🤖 AI Summary
This study investigates whether large language models (LLMs) exhibit linguistic convergence in dialogue—i.e., actively adapting their output to users’ linguistic styles. Method: We systematically analyze lexical, syntactic, and prosodic stylometric features across 16 LLMs generating responses on three dialogue corpora, employing continuation-based contrastive generation and controlled cross-model/cross-corpus experiments. Contribution/Results: We find pervasive, statistically significant convergence behavior across models; however, adaptation is frequently excessive, leading to stylistic overfitting.
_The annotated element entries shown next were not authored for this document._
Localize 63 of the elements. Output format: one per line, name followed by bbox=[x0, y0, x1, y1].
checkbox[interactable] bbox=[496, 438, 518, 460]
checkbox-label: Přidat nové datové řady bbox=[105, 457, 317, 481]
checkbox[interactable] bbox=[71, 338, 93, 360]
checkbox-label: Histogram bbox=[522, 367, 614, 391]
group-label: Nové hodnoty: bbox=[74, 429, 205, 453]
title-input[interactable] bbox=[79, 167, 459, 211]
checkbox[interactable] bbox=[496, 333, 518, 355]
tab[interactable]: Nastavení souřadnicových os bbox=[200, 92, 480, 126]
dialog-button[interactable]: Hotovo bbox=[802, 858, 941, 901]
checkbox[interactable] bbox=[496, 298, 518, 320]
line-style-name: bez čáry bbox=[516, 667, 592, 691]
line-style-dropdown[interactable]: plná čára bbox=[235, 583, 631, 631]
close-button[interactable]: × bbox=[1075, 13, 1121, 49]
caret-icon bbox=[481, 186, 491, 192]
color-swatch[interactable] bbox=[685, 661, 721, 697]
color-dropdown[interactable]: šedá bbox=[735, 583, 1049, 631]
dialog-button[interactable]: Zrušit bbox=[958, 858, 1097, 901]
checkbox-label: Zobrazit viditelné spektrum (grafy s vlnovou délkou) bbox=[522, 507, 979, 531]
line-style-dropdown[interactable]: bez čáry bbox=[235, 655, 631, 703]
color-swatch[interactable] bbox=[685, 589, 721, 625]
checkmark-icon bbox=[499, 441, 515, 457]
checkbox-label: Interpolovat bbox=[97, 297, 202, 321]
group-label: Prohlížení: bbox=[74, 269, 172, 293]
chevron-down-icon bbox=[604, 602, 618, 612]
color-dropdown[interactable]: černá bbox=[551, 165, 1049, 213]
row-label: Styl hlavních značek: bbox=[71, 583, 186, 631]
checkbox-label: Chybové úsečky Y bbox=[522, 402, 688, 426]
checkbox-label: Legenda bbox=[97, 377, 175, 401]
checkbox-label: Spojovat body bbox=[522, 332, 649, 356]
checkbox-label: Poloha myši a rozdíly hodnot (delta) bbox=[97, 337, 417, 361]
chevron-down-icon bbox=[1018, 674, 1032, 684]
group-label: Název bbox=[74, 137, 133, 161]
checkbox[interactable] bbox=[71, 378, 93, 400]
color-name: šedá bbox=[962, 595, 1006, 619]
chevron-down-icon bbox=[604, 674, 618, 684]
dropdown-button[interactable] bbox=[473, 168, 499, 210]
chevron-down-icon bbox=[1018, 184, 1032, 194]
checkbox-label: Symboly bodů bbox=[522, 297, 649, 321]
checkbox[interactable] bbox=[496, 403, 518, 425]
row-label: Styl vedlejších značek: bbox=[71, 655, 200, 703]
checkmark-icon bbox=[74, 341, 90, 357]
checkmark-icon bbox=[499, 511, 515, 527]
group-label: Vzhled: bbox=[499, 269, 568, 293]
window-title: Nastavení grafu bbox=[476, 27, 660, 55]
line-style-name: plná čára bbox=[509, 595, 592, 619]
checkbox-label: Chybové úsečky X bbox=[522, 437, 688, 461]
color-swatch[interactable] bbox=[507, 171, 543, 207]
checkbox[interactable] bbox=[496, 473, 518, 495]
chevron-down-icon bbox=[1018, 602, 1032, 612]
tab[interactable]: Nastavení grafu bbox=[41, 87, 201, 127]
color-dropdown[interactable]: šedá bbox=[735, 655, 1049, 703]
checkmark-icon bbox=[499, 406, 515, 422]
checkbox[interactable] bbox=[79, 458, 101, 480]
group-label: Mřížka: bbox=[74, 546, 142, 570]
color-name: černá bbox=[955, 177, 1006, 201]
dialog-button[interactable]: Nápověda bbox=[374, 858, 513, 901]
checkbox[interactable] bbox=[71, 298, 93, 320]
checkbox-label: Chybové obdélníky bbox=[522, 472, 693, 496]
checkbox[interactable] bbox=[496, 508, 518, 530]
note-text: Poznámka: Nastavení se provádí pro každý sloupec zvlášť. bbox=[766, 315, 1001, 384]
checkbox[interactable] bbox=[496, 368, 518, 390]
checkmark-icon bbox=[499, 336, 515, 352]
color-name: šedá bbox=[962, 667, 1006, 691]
Surprisingly, instruction tuning and larger parameter counts consistently attenuate convergence—suggesting a mechanistic divergence from human sociocognitive adaptation. To our knowledge, this is the first empirical demonstration of structural biases in LLMs’ interactive stylistic adaptability. Our findings reveal fundamental limitations in current LLMs’ alignment with human-like dialogue dynamics and provide critical insights for developing more reliable, human-centered language models for collaborative interaction.
📝 Abstract
While large language models (LLMs) are generally considered proficient in generating language, how similar their language usage is to that of humans remains understudied. In this paper, we test whether models exhibit linguistic convergence, a core pragmatic element of human language communication, asking: do models adapt, or converge, to the linguistic patterns of their user? To answer this, we systematically compare model completions of exisiting dialogues to the original human responses across sixteen language models, three dialogue corpora, and a variety of stylometric features. We find that models strongly converge to the conversation's style, often significantly overfitting relative to the human baseline. While convergence patterns are often feature-specific, we observe consistent shifts in convergence across modeling settings, with instruction-tuned and larger models converging less than their pretrained counterparts. Given the differences between human and model convergence patterns, we hypothesize that the underlying mechanisms for these behaviors are very different.